The English complaint will continue so long as Scotland appears to get #1500 more per head in public spending than England. I say ‘appears’ because this is all based on the highly dubious GERS estimates for Scottish public spending.
GERS assigns amounts of common spending to Scotland the bulk of which are actually spent in the South East of England. I am thinking of ‘non identifiable’ public spending on things like defence industries and the civil service which go disproportionately to the south . Also spending on infrastructure projects like the Millennium Dome (1bn), the Jubilee line (3,5bn) and the Olympic Games (9bn plus).
Moreover, since Scotland has one third of the land mass of the UK, but only a tenth of the population, it costs more to administer services like roads and schools in Scotland than it does in densely populated areas in the south. Then of course there is the one billion a month that goes south in the form of revenues from Scotland’s oil…
Now, the people who want to scrap Barnett say there should be a needs assessment to find out just how much people should be getting per head for public services. This sounds straightforward but it is not. And no one really wants to see a squalid row over how much it should cost for every cancer case or every school place in Scotland.

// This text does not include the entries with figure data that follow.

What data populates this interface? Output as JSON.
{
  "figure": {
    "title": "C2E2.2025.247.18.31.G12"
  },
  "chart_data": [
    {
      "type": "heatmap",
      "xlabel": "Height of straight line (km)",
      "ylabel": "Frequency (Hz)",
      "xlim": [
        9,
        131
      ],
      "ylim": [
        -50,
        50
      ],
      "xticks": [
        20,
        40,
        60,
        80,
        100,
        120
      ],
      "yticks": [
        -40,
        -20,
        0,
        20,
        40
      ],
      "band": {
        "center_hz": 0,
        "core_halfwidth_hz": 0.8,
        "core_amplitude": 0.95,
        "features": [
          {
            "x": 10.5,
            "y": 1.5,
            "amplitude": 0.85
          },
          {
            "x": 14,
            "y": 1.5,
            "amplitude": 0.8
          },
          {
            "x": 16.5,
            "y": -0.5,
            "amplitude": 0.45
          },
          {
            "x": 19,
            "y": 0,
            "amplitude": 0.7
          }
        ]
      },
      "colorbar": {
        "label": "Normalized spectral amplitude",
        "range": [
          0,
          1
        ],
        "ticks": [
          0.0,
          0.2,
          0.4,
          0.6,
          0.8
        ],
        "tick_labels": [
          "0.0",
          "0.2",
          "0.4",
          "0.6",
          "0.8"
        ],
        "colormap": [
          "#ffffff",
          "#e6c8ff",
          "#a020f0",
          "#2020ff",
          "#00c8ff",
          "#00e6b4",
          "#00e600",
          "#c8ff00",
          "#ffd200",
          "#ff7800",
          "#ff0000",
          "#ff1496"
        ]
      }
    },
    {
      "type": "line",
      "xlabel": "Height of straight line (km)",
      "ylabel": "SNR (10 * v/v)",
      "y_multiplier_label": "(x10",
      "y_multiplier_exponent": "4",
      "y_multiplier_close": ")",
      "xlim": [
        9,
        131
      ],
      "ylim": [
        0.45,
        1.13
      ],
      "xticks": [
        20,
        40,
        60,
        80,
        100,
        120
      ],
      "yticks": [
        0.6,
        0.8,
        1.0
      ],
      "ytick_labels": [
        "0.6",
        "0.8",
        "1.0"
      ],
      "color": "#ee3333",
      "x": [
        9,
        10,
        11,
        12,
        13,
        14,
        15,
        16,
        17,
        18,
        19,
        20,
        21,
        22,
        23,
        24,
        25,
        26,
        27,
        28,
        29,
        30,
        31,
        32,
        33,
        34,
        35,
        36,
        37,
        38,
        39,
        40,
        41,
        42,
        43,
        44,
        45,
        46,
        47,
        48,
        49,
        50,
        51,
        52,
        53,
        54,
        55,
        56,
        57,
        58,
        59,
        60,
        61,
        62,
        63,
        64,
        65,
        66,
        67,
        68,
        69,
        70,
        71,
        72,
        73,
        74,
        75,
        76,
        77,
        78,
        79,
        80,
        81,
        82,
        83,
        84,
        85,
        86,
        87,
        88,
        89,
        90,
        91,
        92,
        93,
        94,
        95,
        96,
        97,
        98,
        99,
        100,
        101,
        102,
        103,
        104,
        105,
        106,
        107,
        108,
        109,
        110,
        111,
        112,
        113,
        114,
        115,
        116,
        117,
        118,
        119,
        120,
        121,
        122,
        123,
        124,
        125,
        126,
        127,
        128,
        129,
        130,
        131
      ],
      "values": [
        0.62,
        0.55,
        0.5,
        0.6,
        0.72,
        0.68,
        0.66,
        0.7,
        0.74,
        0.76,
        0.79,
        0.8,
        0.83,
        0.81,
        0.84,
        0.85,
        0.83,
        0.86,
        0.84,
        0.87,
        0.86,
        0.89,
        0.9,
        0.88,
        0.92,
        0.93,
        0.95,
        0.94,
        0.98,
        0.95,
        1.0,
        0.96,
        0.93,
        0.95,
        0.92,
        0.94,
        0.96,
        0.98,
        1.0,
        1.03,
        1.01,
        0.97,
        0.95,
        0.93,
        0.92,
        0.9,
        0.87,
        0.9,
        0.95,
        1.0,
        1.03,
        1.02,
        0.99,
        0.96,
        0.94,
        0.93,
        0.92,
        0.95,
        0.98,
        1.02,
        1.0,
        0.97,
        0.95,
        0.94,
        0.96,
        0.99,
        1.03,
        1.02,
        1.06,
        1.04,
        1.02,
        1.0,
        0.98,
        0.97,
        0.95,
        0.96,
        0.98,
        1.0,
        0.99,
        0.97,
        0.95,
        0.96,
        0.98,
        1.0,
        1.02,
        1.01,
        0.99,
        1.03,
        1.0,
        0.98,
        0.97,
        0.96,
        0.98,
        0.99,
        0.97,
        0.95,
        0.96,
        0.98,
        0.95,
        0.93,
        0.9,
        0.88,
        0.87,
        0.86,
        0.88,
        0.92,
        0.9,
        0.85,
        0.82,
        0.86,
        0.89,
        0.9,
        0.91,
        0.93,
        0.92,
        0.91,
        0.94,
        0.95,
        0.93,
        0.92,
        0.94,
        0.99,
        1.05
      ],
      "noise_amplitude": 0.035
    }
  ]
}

Even the SNP find this kind of thing distasteful, and they are politically in favour of replacing Barnett with full fiscal autonomy.
So, what will Brown do? Well, I wouldn’t bet against him setting up something like a Royal Commission into the funding arrangements of devolution. The Kilbrandon Commission of 1973 still stands as a formidable analysis of the Scottish Question.
It looked at things like oil reveues and taxation, and it would be reasonable to look again now that new parliament has bedded down and is about to be joined by a Welsh Parliament as the Cardiff assembly gains primary legislative powers under the new Lab Plaid leadership. ( another blow to the stand-alone LibDems)
A serious examination of what tax powers the Scottish Parliament could use have is anyway long overdue. There is much talk of fiscal autonomy but no one actually says what the taxes should be. A share of VAT? Drink taxes? Variable income tax? And what implications might the coming of local taxes have? Brown has already indicated that he is wanting people in the localities to have more of a role in spending decisions. He could shoot the Nationalist fox by getting his fiscal retaliation in first.